Porém, questionado sobre se Tomás Correia está em condições de continuar no
cargo, o Ministro escusou-se a tecer considerações sobre o assunto.
Agora, a ASF assume-se com total competência para
exercer as suas funções e sabe que pode
“exigir a qualquer autoridade, organismo
ou serviço público, e a qualquer outra entidade, pública ou privada, que lhe
sejam fornecidas diretamente as informações ou realizadas as
diligências necessárias” para o exercício
dos poderes, de acordo com a lei da supervisão.
***
Em grande entrevista a ler no Dinheiro Vivo, Diário de
Notícias, Jornal de Notícias e a ouvir
na TSF, o presidente da AMMG admite
que a lei da idoneidade pode ter sido feita a pensar só nele, o que a tornaria
inválida. Por isso, promete estudar o decreto-lei que o Governo aprovou em
Conselho de Ministros. A norma recente pretende “clarificar” a disposição que
dá à ASF a responsabilidade de avaliar a idoneidade das administrações das
associações mutualistas – e consequentemente a dele próprio – mas o gestor
contesta dizendo que toda a discussão pública tem sido feita em torno de um
nome: o seu.
Questionado, a este respeito, se é possível que nem sequer seja
legal um processo de reavaliação de idoneidade, diz que não sabe. Mas adianta:
“A única coisa a que tenho assistido é a um
conjunto de intervenções muito pouco precisas dirigidas exclusivamente a uma
pessoa que pode desembocar na publicação de um diploma. Vamos ver.”.
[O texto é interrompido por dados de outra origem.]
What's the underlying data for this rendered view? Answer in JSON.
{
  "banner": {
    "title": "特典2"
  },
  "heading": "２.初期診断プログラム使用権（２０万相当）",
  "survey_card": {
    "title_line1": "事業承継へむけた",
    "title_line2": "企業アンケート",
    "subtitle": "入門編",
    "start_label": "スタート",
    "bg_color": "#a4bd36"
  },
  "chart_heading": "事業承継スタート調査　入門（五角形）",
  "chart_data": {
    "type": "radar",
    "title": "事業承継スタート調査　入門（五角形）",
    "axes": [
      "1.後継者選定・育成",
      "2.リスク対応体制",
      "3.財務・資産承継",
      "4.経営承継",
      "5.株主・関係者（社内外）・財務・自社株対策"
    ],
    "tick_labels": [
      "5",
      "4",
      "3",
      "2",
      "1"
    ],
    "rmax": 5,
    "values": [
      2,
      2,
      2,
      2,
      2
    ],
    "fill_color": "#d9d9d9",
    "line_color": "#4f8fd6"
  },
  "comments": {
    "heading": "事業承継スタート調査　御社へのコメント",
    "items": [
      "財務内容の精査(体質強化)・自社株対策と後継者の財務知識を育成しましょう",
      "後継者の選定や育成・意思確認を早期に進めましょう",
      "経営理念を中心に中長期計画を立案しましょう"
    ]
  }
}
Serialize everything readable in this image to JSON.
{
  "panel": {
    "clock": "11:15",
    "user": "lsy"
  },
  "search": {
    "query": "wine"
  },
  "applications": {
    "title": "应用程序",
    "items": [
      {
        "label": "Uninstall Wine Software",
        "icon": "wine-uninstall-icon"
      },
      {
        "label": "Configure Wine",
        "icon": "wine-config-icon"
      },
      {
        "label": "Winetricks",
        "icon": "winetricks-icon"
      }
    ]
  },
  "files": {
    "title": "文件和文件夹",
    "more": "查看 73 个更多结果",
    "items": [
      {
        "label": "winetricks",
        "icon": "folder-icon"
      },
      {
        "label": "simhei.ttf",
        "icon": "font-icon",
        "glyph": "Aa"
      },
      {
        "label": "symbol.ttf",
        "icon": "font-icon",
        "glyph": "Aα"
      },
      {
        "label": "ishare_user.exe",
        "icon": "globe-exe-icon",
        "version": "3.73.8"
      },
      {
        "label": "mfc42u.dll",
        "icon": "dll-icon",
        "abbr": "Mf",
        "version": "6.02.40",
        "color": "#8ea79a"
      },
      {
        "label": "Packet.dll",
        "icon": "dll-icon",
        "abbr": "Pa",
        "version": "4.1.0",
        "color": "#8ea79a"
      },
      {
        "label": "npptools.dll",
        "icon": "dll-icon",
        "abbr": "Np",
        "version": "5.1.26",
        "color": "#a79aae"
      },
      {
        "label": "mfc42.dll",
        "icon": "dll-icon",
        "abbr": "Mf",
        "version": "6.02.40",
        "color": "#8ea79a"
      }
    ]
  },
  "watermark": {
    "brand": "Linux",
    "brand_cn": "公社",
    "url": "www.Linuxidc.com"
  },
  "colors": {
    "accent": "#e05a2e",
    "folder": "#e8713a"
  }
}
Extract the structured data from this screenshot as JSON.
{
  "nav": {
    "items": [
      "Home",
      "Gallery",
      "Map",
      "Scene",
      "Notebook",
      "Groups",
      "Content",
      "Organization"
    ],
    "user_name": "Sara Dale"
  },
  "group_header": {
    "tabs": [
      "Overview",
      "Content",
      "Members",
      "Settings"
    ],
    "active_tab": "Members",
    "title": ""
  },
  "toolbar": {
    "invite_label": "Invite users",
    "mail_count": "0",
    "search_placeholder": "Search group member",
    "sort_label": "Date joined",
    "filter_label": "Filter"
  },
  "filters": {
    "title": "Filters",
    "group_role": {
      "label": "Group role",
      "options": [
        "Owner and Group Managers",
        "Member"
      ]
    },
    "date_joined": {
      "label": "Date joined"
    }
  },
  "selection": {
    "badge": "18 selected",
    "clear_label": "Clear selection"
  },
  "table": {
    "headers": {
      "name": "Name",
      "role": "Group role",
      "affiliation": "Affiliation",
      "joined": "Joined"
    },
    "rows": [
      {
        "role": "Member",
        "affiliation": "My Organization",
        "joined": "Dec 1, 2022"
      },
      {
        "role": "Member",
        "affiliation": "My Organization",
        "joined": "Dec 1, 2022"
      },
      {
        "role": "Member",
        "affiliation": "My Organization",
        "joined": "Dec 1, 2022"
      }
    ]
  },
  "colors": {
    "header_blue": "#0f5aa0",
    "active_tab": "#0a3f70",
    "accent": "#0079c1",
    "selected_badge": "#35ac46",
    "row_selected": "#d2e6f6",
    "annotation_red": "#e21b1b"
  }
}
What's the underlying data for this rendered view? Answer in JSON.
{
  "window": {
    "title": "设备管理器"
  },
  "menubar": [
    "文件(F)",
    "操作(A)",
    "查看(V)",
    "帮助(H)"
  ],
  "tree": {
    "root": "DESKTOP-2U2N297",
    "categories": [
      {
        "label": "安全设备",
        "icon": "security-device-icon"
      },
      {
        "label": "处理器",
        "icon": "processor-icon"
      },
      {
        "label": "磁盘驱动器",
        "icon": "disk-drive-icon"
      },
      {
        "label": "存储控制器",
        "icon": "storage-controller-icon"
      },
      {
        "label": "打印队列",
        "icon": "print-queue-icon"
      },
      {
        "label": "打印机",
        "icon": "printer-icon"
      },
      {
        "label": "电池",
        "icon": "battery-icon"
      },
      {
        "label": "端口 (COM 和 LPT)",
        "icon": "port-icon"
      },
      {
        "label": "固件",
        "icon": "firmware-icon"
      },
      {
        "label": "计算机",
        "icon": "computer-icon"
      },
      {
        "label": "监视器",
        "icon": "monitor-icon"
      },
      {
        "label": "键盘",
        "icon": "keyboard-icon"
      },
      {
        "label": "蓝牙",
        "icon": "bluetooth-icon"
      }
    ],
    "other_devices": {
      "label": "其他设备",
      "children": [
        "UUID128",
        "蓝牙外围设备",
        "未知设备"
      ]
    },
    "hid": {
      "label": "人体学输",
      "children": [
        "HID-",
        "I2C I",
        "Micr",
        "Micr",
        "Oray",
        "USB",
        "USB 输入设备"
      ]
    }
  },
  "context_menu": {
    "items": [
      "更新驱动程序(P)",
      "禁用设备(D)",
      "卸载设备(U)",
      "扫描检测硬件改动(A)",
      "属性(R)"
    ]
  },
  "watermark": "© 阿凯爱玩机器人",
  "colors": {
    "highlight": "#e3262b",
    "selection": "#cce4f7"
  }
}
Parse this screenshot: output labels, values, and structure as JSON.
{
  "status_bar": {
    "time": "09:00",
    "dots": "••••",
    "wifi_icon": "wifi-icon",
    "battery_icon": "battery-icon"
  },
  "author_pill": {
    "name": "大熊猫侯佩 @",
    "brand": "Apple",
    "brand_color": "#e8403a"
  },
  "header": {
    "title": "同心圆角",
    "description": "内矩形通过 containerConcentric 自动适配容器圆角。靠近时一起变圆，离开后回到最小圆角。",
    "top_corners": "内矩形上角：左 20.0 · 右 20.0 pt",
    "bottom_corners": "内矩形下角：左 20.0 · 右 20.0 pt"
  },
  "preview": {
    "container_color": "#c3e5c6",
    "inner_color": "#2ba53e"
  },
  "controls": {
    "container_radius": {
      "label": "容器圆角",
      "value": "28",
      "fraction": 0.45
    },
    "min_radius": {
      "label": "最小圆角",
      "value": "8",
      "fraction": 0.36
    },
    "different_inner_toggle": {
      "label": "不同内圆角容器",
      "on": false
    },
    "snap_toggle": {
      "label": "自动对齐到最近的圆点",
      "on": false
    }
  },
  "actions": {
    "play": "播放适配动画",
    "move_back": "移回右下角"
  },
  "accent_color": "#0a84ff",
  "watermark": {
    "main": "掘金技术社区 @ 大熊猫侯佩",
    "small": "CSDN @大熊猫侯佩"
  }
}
E, quanto à probabilidade de esta ser uma lei feita para um só
homem, também diz que não sabe, mas que é por isso que vai ver, pois “as leis não podem ser feitas para casos
específicos”. Instado nesse campo refere não conseguir encontrar algum
caminho de razoabilidade na discussão que temos tido, pois a discussão pública
em torno da avaliação da idoneidade dos gestores das mutualistas tem sido uma
discussão em torno da sua própria idoneidade, pelo que tem de analisar o
diploma e perceber o que está em causa, mas não tem “dúvida nenhuma” e, “olhando
para o que sai na comunicação social, que parece que sim”.
***
“Não ficará pedra sobre pedra desta decisão” do
BdP, diz Tomás Correia. Com efeito, o presidente da AMMG vai recorrer da decisão condenatória do
banco central nacional, a que aponta várias irregularidades na acusação, e
mostra-se confiante de que esta não vai ter seguimento na fase de justiça.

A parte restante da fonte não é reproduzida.